Званцев высыпал бриллианты в карман, как сдачу мелочью. Забавный человек... Дай ему, как говорится, бог.
... Поезд замедлил ход и остановился. Равнодушно одернул занавеску и посмотрел сквозь грязное стекло. Вокзал. Вокзалишка - таких в России тысячи. Скучные люди с тарелками и мисками в руках с надеждой заглядывают в равнодушные окна: авось кто-нибудь выйдет и купит нехитрую снедь: вареную в мундире картошку, кое-как поджаренную курицу - у них, бедных, всегда один бок поджаристый, другой светлый. Не переворачивают, что ли... У женщин блудливо заискивающие глаза, мужики курят в сторонке в ожидании денежки на пол-литра. Печальная станция, печальный путь в никуда. Безумная идея покойных генералов, поиск вчерашнего дня.
- Однако - Пермь... - раздумчиво произнес сосед, типичный совкомандированный или командировочный - черт их разберет: пиджак мешком, грязная белая рубашка с галстуком-червем, галифе офицерского образца в сапоги. Последние, впрочем, припахивали знакомством в сферах - тщательно стачал мастер. Как бывший военный, Званцев мог оценить.
- Как вы сказали? - Только теперь, когда прозвенел второй удар станционного колокола, дошло: да ведь здесь погиб (или тоже миф?) Михаил Александрович, здесь гикнулись Шнейдер и Гендрикова и чудом спасся Волков1. Здесь видели императрицу и Анастасию Николаевну...

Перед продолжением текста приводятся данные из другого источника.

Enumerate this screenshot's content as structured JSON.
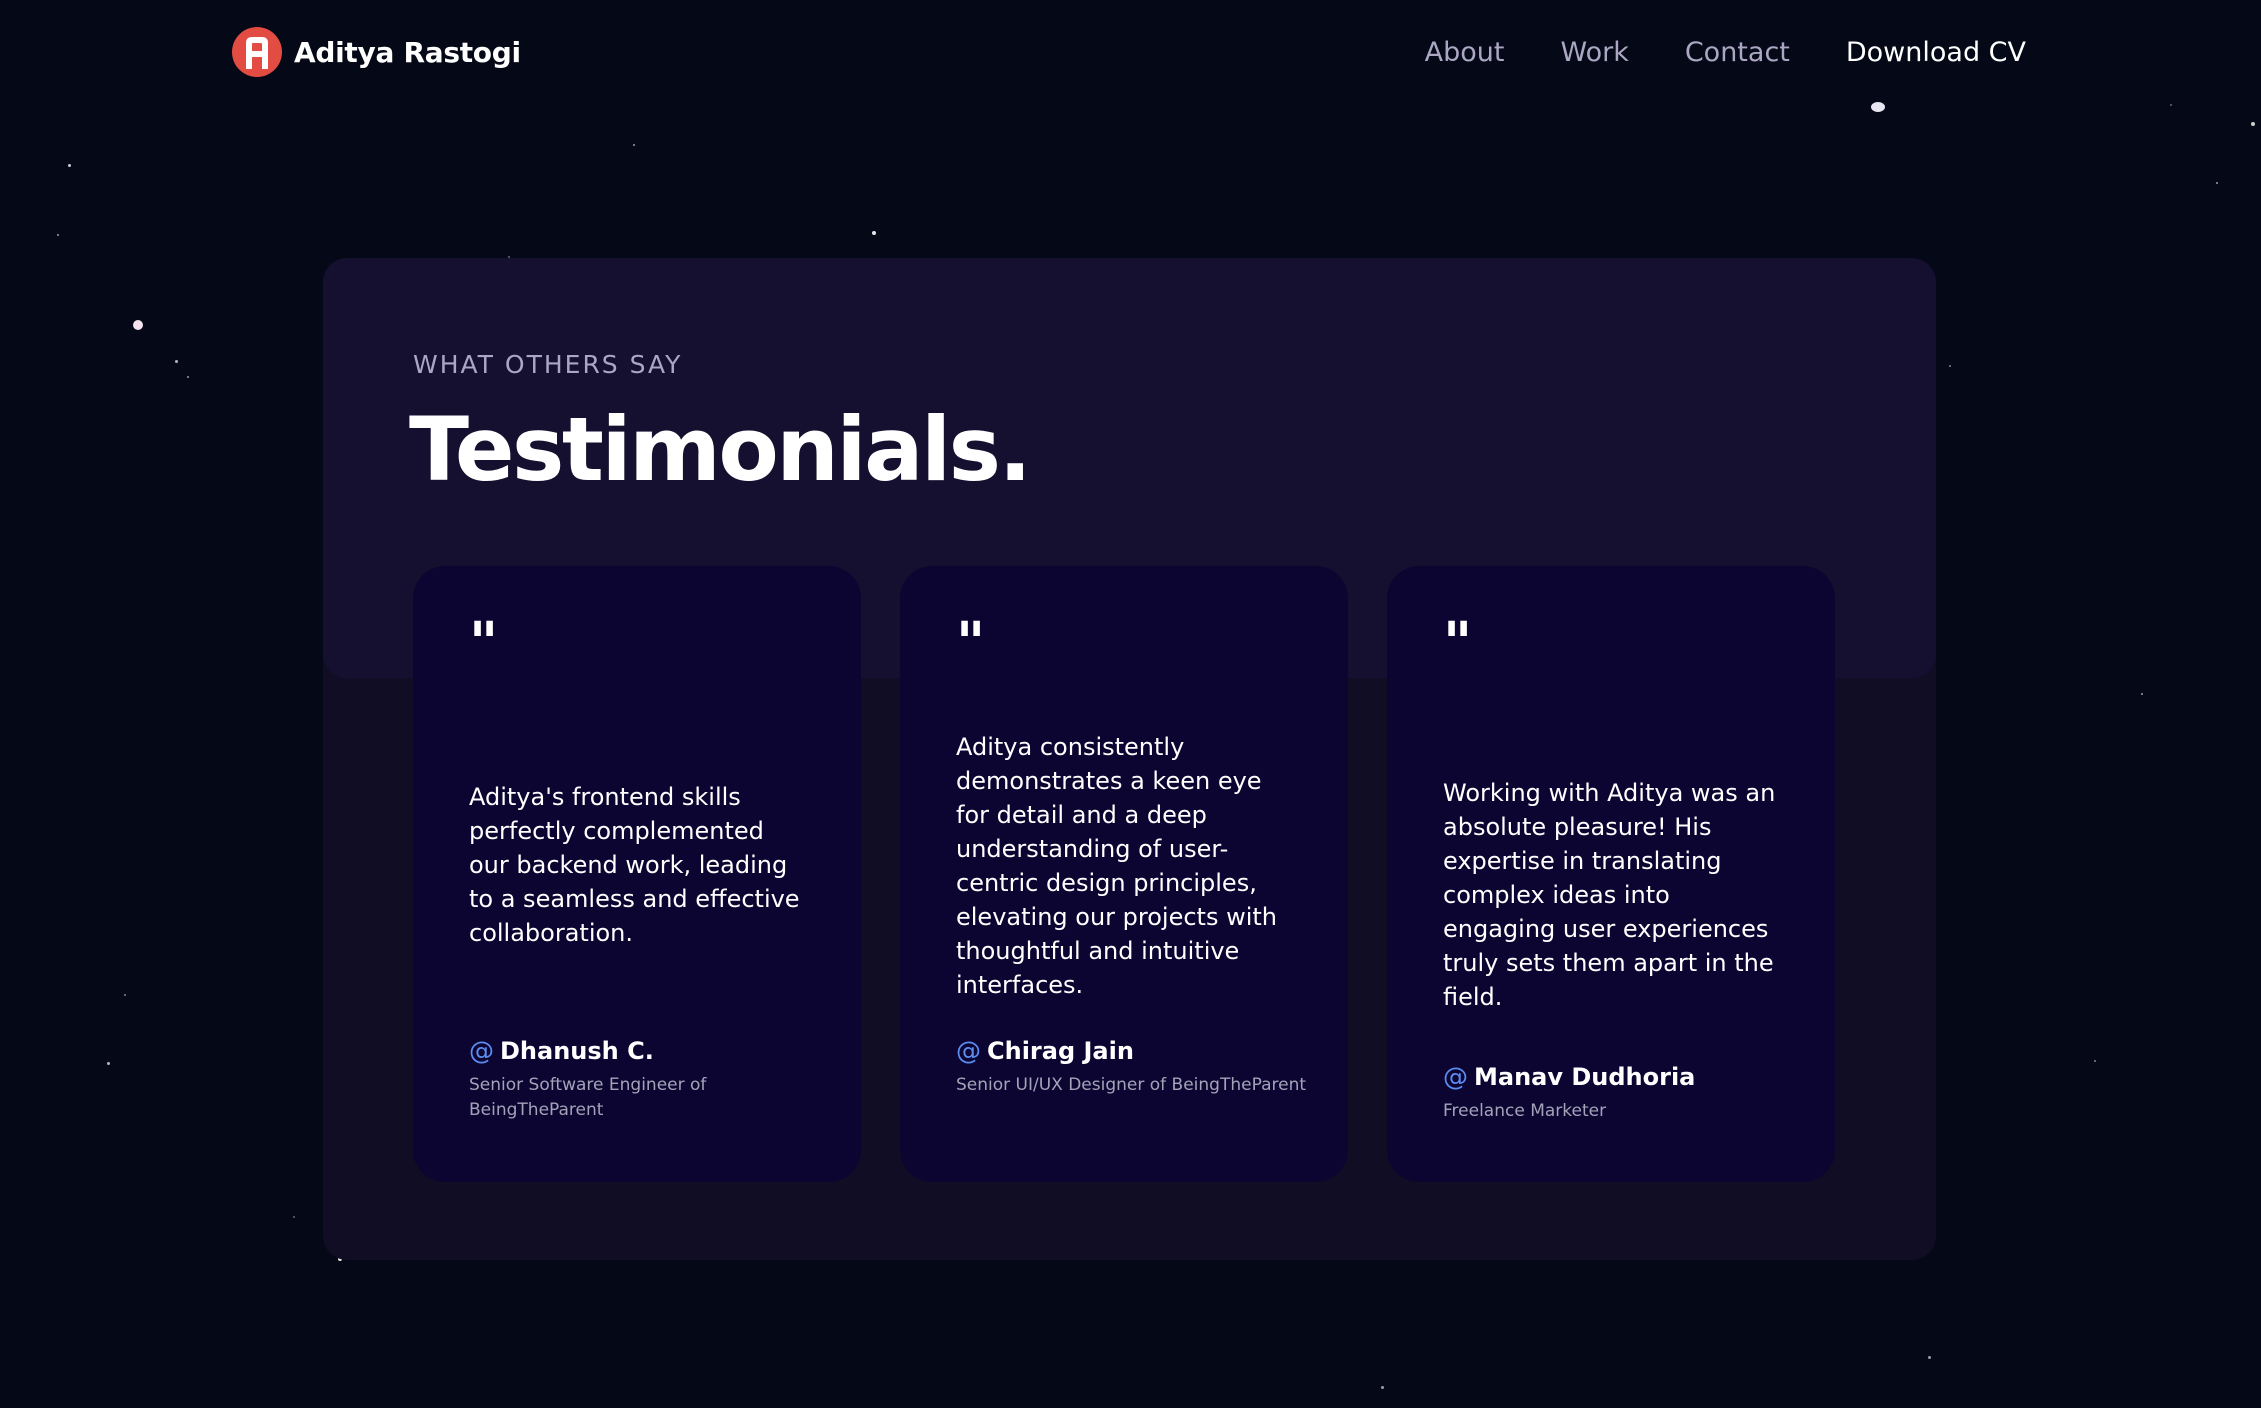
{
  "header": {
    "brand_name": "Aditya Rastogi",
    "logo_icon": "ar-monogram-icon",
    "nav": [
      {
        "label": "About"
      },
      {
        "label": "Work"
      },
      {
        "label": "Contact"
      },
      {
        "label": "Download CV"
      }
    ]
  },
  "testimonials": {
    "subtitle": "WHAT OTHERS SAY",
    "title": "Testimonials.",
    "quote_icon": "quote-icon",
    "items": [
      {
        "quote_mark": "\"",
        "text": "Aditya's frontend skills perfectly complemented our backend work, leading to a seamless and effective collaboration.",
        "at": "@",
        "name": "Dhanush C.",
        "role": "Senior Software Engineer of BeingTheParent"
      },
      {
        "quote_mark": "\"",
        "text": "Aditya consistently demonstrates a keen eye for detail and a deep understanding of user-centric design principles, elevating our projects with thoughtful and intuitive interfaces.",
        "at": "@",
        "name": "Chirag Jain",
        "role": "Senior UI/UX Designer of BeingTheParent"
      },
      {
        "quote_mark": "\"",
        "text": "Working with Aditya was an absolute pleasure! His expertise in translating complex ideas into engaging user experiences truly sets them apart in the field.",
        "at": "@",
        "name": "Manav Dudhoria",
        "role": "Freelance Marketer"
      }
    ]
  },
  "colors": {
    "background": "#050816",
    "section_bg": "#100d25",
    "section_head_bg": "#151030",
    "card_bg": "#0c0532",
    "secondary_text": "#aaa6c3",
    "accent_blue": "#5b8cf0",
    "logo_red": "#e24c42"
  }
}
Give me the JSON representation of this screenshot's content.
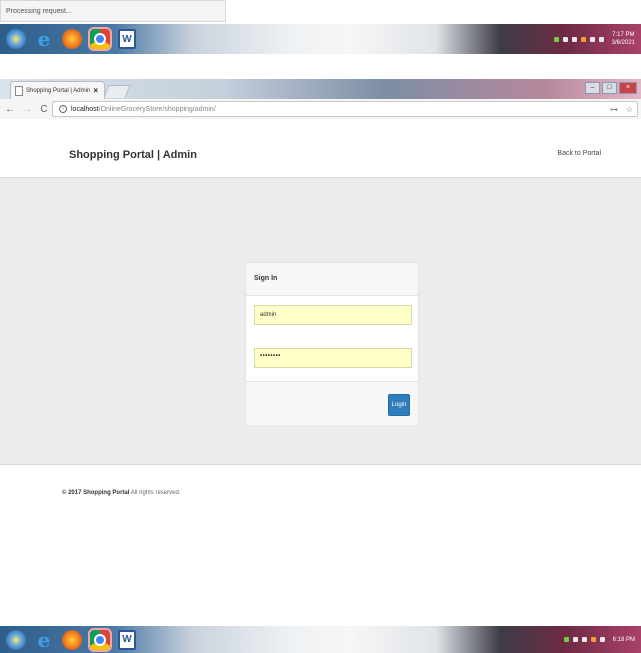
{
  "status_tooltip": "Processing request...",
  "taskbar_top": {
    "clock_time": "7:17 PM",
    "clock_date": "3/6/2021"
  },
  "taskbar_bottom": {
    "clock_time": "6:18 PM"
  },
  "browser": {
    "tab_title": "Shopping Portal | Admin",
    "tab_close": "×",
    "url_host": "localhost",
    "url_path": "/OnlineGroceryStore/shopping/admin/",
    "back": "←",
    "forward": "→",
    "reload": "C",
    "star": "☆",
    "key": "⊶",
    "win_min": "–",
    "win_max": "□",
    "win_close": "×"
  },
  "page": {
    "brand": "Shopping Portal | Admin",
    "back_link": "Back to Portal",
    "signin_title": "Sign In",
    "username_value": "admin",
    "password_value": "••••••••",
    "login_label": "Login",
    "copyright_bold": "© 2017 Shopping Portal",
    "copyright_rest": " All rights reserved."
  },
  "colors": {
    "primary_button": "#2e7ebd",
    "autofill": "#ffffc8",
    "band": "#ececec"
  }
}
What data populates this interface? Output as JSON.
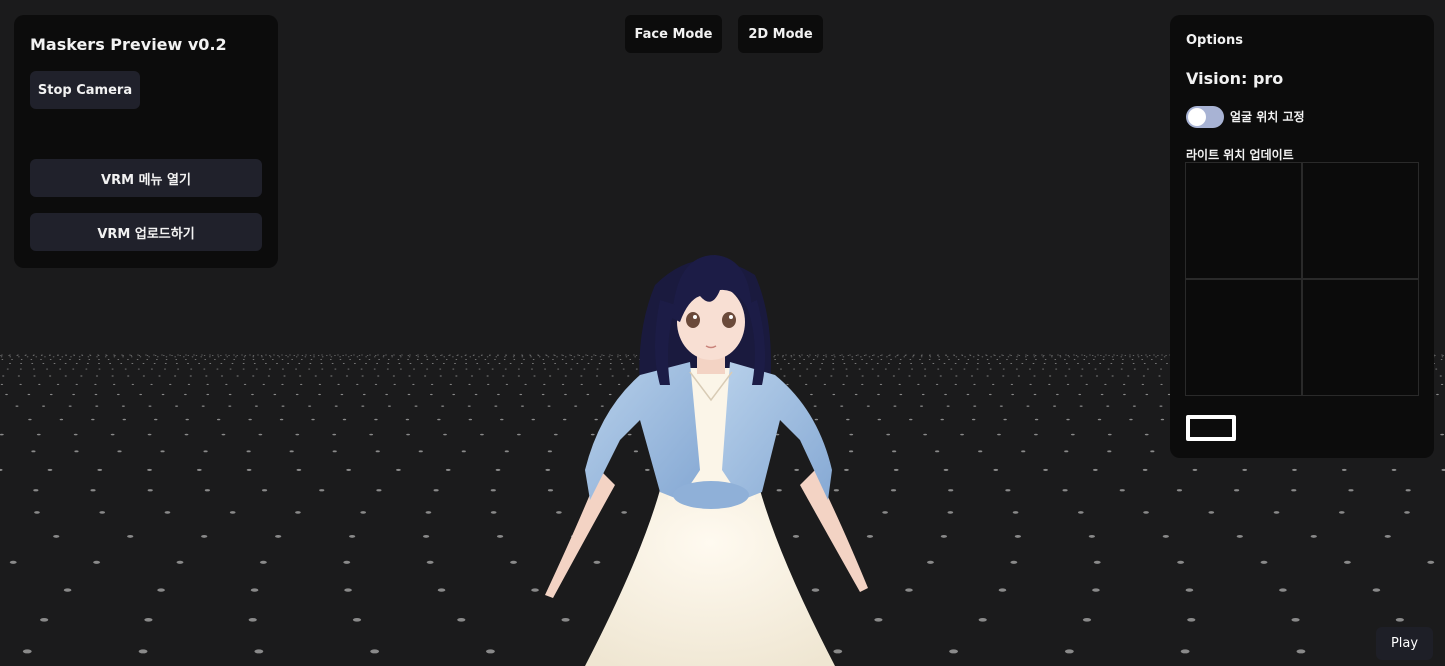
{
  "left_panel": {
    "title": "Maskers Preview v0.2",
    "stop_camera_label": "Stop Camera",
    "vrm_menu_label": "VRM 메뉴 열기",
    "vrm_upload_label": "VRM 업로드하기"
  },
  "top_buttons": {
    "face_mode_label": "Face Mode",
    "mode_2d_label": "2D Mode"
  },
  "options_panel": {
    "title": "Options",
    "vision_label": "Vision: pro",
    "toggle_label": "얼굴 위치 고정",
    "toggle_on": false,
    "light_section_title": "라이트 위치 업데이트"
  },
  "play_label": "Play",
  "colors": {
    "background": "#1b1b1c",
    "panel": "#0c0c0c",
    "button": "#20212b",
    "toggle_track": "#a8b3d4"
  },
  "icons": [
    "toggle-switch"
  ]
}
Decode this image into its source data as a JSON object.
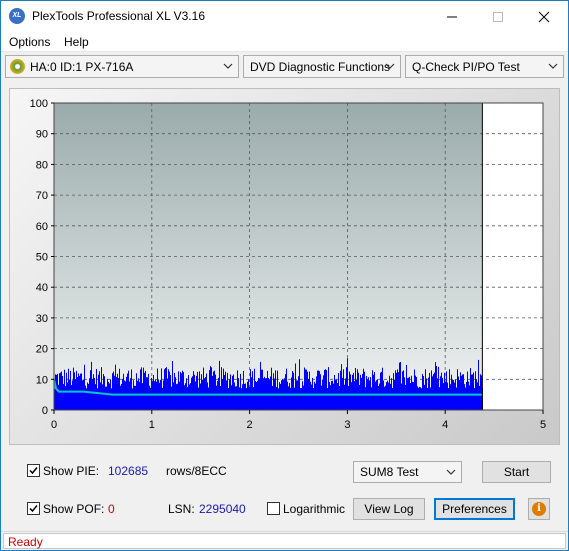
{
  "window": {
    "title": "PlexTools Professional XL V3.16",
    "app_icon_text": "XL"
  },
  "menu": {
    "items": [
      "Options",
      "Help"
    ]
  },
  "toolbar": {
    "drive": "HA:0 ID:1  PX-716A",
    "function": "DVD Diagnostic Functions",
    "test": "Q-Check PI/PO Test"
  },
  "chart_data": {
    "type": "bar",
    "title": "",
    "xlabel": "",
    "ylabel": "",
    "xlim": [
      0,
      5
    ],
    "ylim": [
      0,
      100
    ],
    "x_ticks": [
      "0",
      "1",
      "2",
      "3",
      "4",
      "5"
    ],
    "y_ticks": [
      "0",
      "10",
      "20",
      "30",
      "40",
      "50",
      "60",
      "70",
      "80",
      "90",
      "100"
    ],
    "data_end_x": 4.38,
    "grid": true,
    "series": [
      {
        "color": "#0000ff",
        "style": "bars",
        "typical_range": [
          7,
          14
        ],
        "peak": 17
      },
      {
        "color": "#00c8c8",
        "style": "line",
        "points": [
          [
            0.0,
            10
          ],
          [
            0.02,
            7
          ],
          [
            0.05,
            6
          ],
          [
            0.1,
            6
          ],
          [
            0.3,
            6
          ],
          [
            0.6,
            5
          ],
          [
            1.0,
            5
          ],
          [
            1.5,
            5
          ],
          [
            2.0,
            5
          ],
          [
            2.5,
            5
          ],
          [
            3.0,
            5
          ],
          [
            3.5,
            5
          ],
          [
            4.0,
            5
          ],
          [
            4.38,
            5
          ]
        ]
      }
    ],
    "colors": {
      "plot_bg_top": "#9aabab",
      "plot_bg_bottom": "#f2f4f4",
      "unused_area": "#ffffff"
    }
  },
  "controls": {
    "show_pie_label": "Show PIE:",
    "show_pie_checked": true,
    "pie_value": "102685",
    "pie_unit": "rows/8ECC",
    "show_pof_label": "Show POF:",
    "show_pof_checked": true,
    "pof_value": "0",
    "lsn_label": "LSN:",
    "lsn_value": "2295040",
    "logarithmic_label": "Logarithmic",
    "logarithmic_checked": false,
    "test_select": "SUM8 Test",
    "start_label": "Start",
    "view_log_label": "View Log",
    "preferences_label": "Preferences",
    "info_icon": "info-icon"
  },
  "status": {
    "text": "Ready"
  }
}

Торопливо собрал немногочисленный скарб, рванул двери купе, в спину испуганно крикнул попутчик: "Да ведь уже тронулся, куда вы..." Не ответил, бежал по узкому коридору, вот и тамбур, в глазах проводника недоумение и даже ужас - "Куда вы, нельзя!" - но уже прыгнул на серую полосу несущегося навстречу перрона...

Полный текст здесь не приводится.